In October 1975, President Gordon B. Hinckley spoke about the rising deteriorating standards in the media and in broader society. If his words were timely then, they are even more timely today.
“Our legislatures and courts are affected by this wave. Legal restraints against deviant moral behavior are eroding under legislative enactments and court opinions. This is done in the name of freedom of speech, freedom of the press, freedom of choice in so-called personal matters. But the bitter fruit of these so-called freedoms has been enslavement to debauching habits and behavior that leads only to destruction. A prophet, speaking long ago, aptly described the process when he said, ‘And thus the devil cheateth their souls, and leadeth them away carefully down to hell.’ (2 Ne. 28:21.)” In summary, President Hinckley emphasized that “[t]he whole dismal picture indicates a weakening rot seeping into the very fiber of society.
Yet, his talk was not one focused on doom and gloom. Instead his was a message of needed hope and concrete counsel.
First, he noted that despite evils in the world, overall conditions in the world remain positive and there is much reason to rejoice. Indeed, “there are millions upon millions of good people in this and in other lands. For the most part, husbands are faithful to wives, and wives to husbands. Their children are being reared in sobriety, industry, and faith in God.” That was true when President Hinckley spoke in 1975 and I suspect it is still true today.
The truth is that there are many in society that share our values and standards. Even as society drifts, we are not alone. And “Given the strength of these, I am one who believes that the situation is far from hopeless. I am satisfied that there is no need to stand still and let the filth and violence overwhelm us, or to run in despair. The tide, high and menacing as it is, can be turned back if enough of the kind I have mentioned will add their strength to the strength of the few who are now effectively working. I believe the challenge to oppose this evil is one from which members of The Church of Jesus Christ of Latter-day Saints, as citizens, cannot shrink. And if we are ever to begin, let it be now.”
So if we must act how can we do so?
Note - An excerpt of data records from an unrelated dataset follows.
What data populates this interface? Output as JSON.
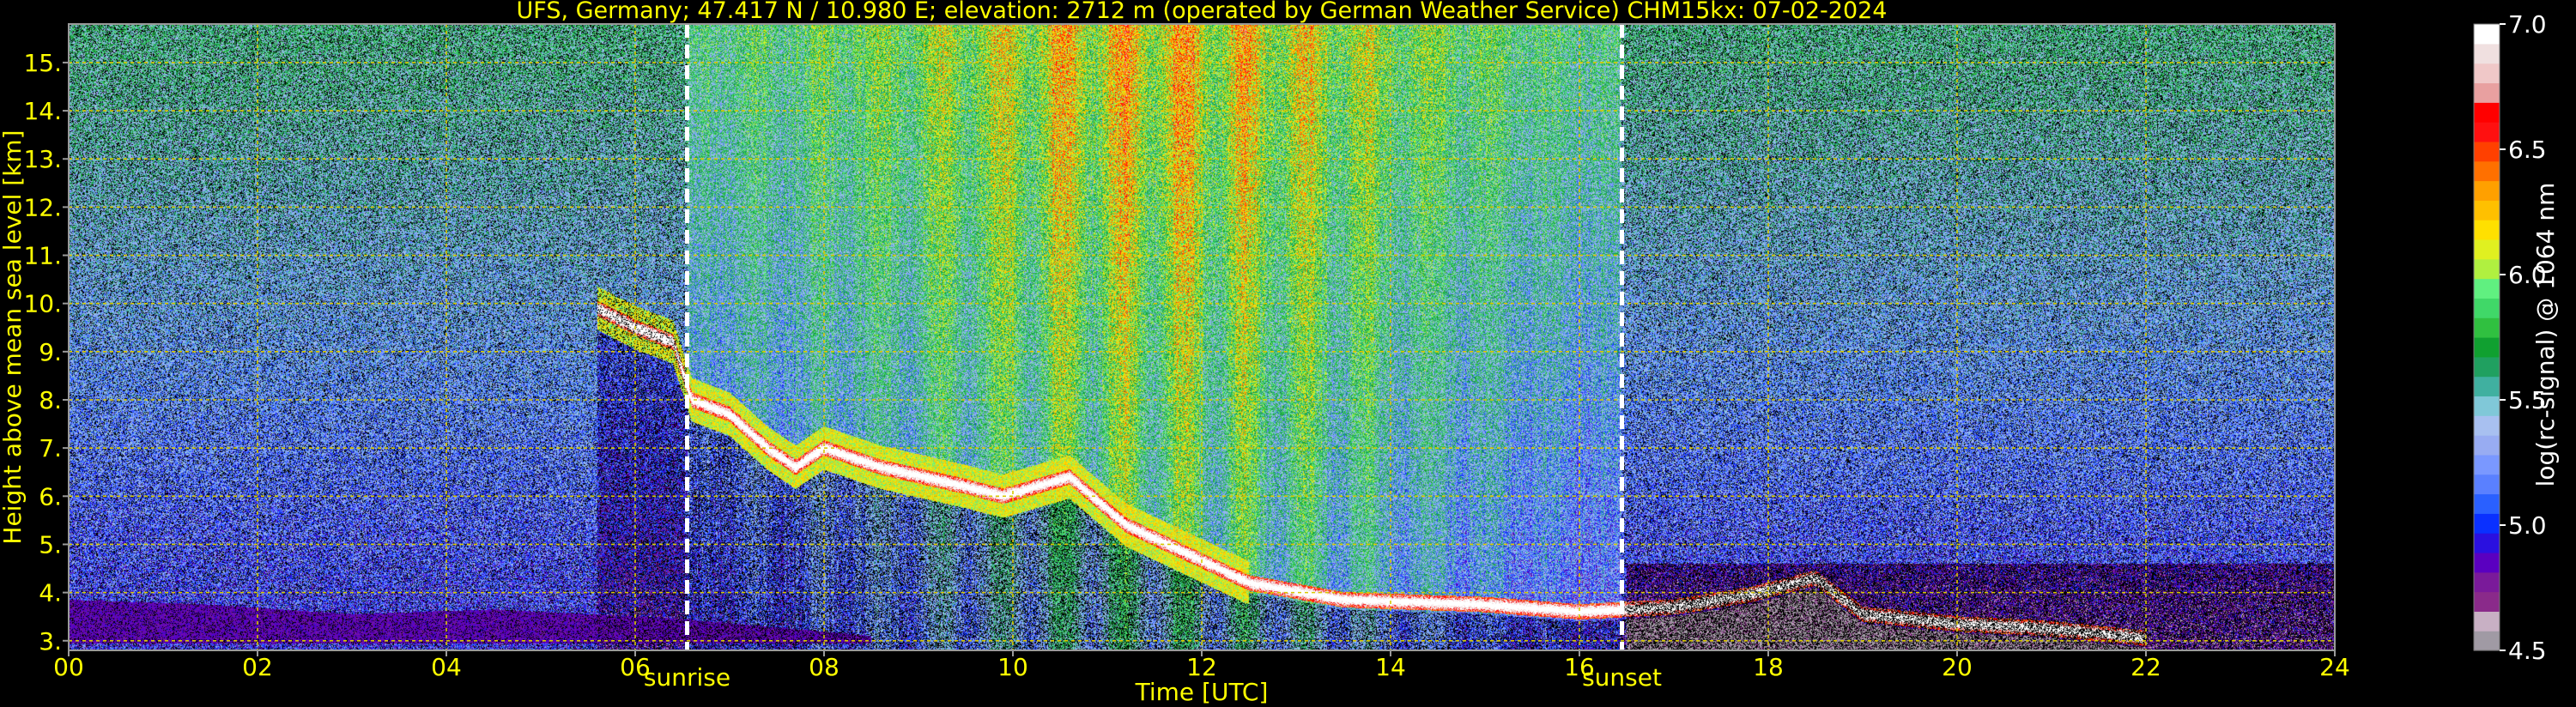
{
  "chart_data": {
    "type": "heatmap",
    "title": "UFS, Germany; 47.417 N / 10.980 E; elevation: 2712 m  (operated by German Weather Service)    CHM15kx: 07-02-2024",
    "xlabel": "Time [UTC]",
    "ylabel": "Height above mean sea level [km]",
    "xlim": [
      0,
      24
    ],
    "ylim": [
      2.8,
      15.8
    ],
    "x_ticks": [
      {
        "value": 0,
        "label": "00"
      },
      {
        "value": 2,
        "label": "02"
      },
      {
        "value": 4,
        "label": "04"
      },
      {
        "value": 6,
        "label": "06"
      },
      {
        "value": 8,
        "label": "08"
      },
      {
        "value": 10,
        "label": "10"
      },
      {
        "value": 12,
        "label": "12"
      },
      {
        "value": 14,
        "label": "14"
      },
      {
        "value": 16,
        "label": "16"
      },
      {
        "value": 18,
        "label": "18"
      },
      {
        "value": 20,
        "label": "20"
      },
      {
        "value": 22,
        "label": "22"
      },
      {
        "value": 24,
        "label": "24"
      }
    ],
    "y_ticks": [
      {
        "value": 3,
        "label": "3."
      },
      {
        "value": 4,
        "label": "4."
      },
      {
        "value": 5,
        "label": "5."
      },
      {
        "value": 6,
        "label": "6."
      },
      {
        "value": 7,
        "label": "7."
      },
      {
        "value": 8,
        "label": "8."
      },
      {
        "value": 9,
        "label": "9."
      },
      {
        "value": 10,
        "label": "10."
      },
      {
        "value": 11,
        "label": "11."
      },
      {
        "value": 12,
        "label": "12."
      },
      {
        "value": 13,
        "label": "13."
      },
      {
        "value": 14,
        "label": "14."
      },
      {
        "value": 15,
        "label": "15."
      }
    ],
    "grid": true,
    "events": [
      {
        "label": "sunrise",
        "time": 6.55
      },
      {
        "label": "sunset",
        "time": 16.45
      }
    ],
    "colorbar": {
      "label": "log(rc-signal) @ 1064 nm",
      "range": [
        4.5,
        7.0
      ],
      "ticks": [
        {
          "value": 4.5,
          "label": "4.5"
        },
        {
          "value": 5.0,
          "label": "5.0"
        },
        {
          "value": 5.5,
          "label": "5.5"
        },
        {
          "value": 6.0,
          "label": "6.0"
        },
        {
          "value": 6.5,
          "label": "6.5"
        },
        {
          "value": 7.0,
          "label": "7.0"
        }
      ],
      "colors": [
        "#a09aa4",
        "#c8b0c4",
        "#8a2a8a",
        "#7a1a9a",
        "#5a00c0",
        "#2a10e0",
        "#0a30ff",
        "#2a60ff",
        "#5a80ff",
        "#7a98ff",
        "#98acf2",
        "#a8c0f0",
        "#80c8d8",
        "#40b0a0",
        "#20a060",
        "#10a030",
        "#30c040",
        "#40d868",
        "#60f080",
        "#b0f040",
        "#e0f020",
        "#ffe000",
        "#ffc000",
        "#ffa000",
        "#ff7000",
        "#ff4000",
        "#ff1010",
        "#ff0000",
        "#e8a0a0",
        "#f0c8c8",
        "#f0e0e0",
        "#ffffff"
      ]
    },
    "features": {
      "aerosol_layer": [
        {
          "t": 0.0,
          "top": 3.85,
          "bottom": 2.9
        },
        {
          "t": 1.5,
          "top": 3.75,
          "bottom": 2.9
        },
        {
          "t": 3.0,
          "top": 3.55,
          "bottom": 2.9
        },
        {
          "t": 4.5,
          "top": 3.65,
          "bottom": 2.9
        },
        {
          "t": 6.5,
          "top": 3.45,
          "bottom": 2.9
        },
        {
          "t": 8.5,
          "top": 3.1,
          "bottom": 2.9
        }
      ],
      "cloud_layer": [
        {
          "t": 5.6,
          "h": 9.9
        },
        {
          "t": 6.0,
          "h": 9.5
        },
        {
          "t": 6.4,
          "h": 9.2
        },
        {
          "t": 6.6,
          "h": 8.0
        },
        {
          "t": 7.0,
          "h": 7.7
        },
        {
          "t": 7.4,
          "h": 7.0
        },
        {
          "t": 7.7,
          "h": 6.6
        },
        {
          "t": 8.0,
          "h": 7.0
        },
        {
          "t": 8.6,
          "h": 6.6
        },
        {
          "t": 9.5,
          "h": 6.2
        },
        {
          "t": 9.9,
          "h": 6.0
        },
        {
          "t": 10.6,
          "h": 6.4
        },
        {
          "t": 11.2,
          "h": 5.4
        },
        {
          "t": 12.5,
          "h": 4.2
        },
        {
          "t": 13.5,
          "h": 3.85
        },
        {
          "t": 15.0,
          "h": 3.75
        },
        {
          "t": 16.0,
          "h": 3.6
        },
        {
          "t": 17.0,
          "h": 3.7
        },
        {
          "t": 17.8,
          "h": 3.95
        },
        {
          "t": 18.5,
          "h": 4.3
        },
        {
          "t": 19.0,
          "h": 3.55
        },
        {
          "t": 20.0,
          "h": 3.35
        },
        {
          "t": 21.0,
          "h": 3.25
        },
        {
          "t": 22.0,
          "h": 3.05
        }
      ]
    }
  }
}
President Hinckley offered four specific suggestions or “points of beginning.”
First – “Begin with yourself”
Second – “A better tomorrow begins with the training of a better generation”
Third – “The building of public sentient begins with a few earnest voices”
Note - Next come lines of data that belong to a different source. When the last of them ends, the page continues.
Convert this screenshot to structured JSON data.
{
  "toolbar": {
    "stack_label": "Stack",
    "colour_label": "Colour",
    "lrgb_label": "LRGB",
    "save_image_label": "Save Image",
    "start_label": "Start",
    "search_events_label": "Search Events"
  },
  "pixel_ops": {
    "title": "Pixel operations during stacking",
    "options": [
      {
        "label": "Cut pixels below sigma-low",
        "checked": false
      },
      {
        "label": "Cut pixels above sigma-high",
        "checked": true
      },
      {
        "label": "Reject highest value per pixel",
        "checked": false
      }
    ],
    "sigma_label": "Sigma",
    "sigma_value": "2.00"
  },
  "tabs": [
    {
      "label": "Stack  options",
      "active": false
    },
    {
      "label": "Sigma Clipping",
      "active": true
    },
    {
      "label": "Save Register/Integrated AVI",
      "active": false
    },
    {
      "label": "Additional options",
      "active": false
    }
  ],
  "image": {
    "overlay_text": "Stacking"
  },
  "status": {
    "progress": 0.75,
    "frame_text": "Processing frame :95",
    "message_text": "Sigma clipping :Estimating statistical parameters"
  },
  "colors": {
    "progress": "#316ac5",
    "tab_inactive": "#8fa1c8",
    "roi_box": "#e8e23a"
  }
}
and Finally – “Strength to do battle begins with enlisting the strength of God”
President Hinckley offers quite a lot of meat on each of these points, but I tink it will suffice to highlight a few things that stood out to me.
I was struck first by his call to self improvement: “We cannot hope to influence others in the direction of virtue unless we live lives of virtue. The example of our living will carry a greater influence than will all the preaching in which we might indulge. We cannot expect to lift others unless we stand on higher ground ourselves.”
Next, I loved the idea that what I do in my home raising my children matters as much if not more than what I do in the public sphere: “The home is the cradle of virtue, the place where character is formed and habits are established.”
Third was the emphasis to not let out voices be drowned out or to let a vocal minority advocating for sin overwhelm the large numbers who stand for righteousness:
“I am not one to advocate shouting defiantly or shaking fists and issuing threats in the faces of legislators. But I am one who believes that we should earnestly and sincerely and positively express our convictions to those given the heavy responsibility of making and enforcing our laws. The sad fact is that the minority who call for greater liberalization, who peddle and devour pornography, who encourage and feed on licentious display make their voices heard until those in our legislatures may come to believe that what they say represents the will of the majority. We are not likely to get that which we do not speak up for.
Let our voices be heard. I hope they will not be shrill voices, but I hope we shall speak with such conviction that those to whom we speak shall know of the strength of our feeling and the sincerity of our effort. Remarkable consequences often flow from a well-written letter and a postage stamp. Remarkable results come of quiet conversation with those who carry heavy responsibilities.”
In the end, I left uplifted and inspired to do better as I read President Hinckley’s talk. It is easy to get discourage when you feel like all of society is opposed to your values. But that isn’t quite true. There are so many people of good faith and we can work together with them and attempt to persude them. But we must first be our best selves and we must focus on teaching our children the same true principles.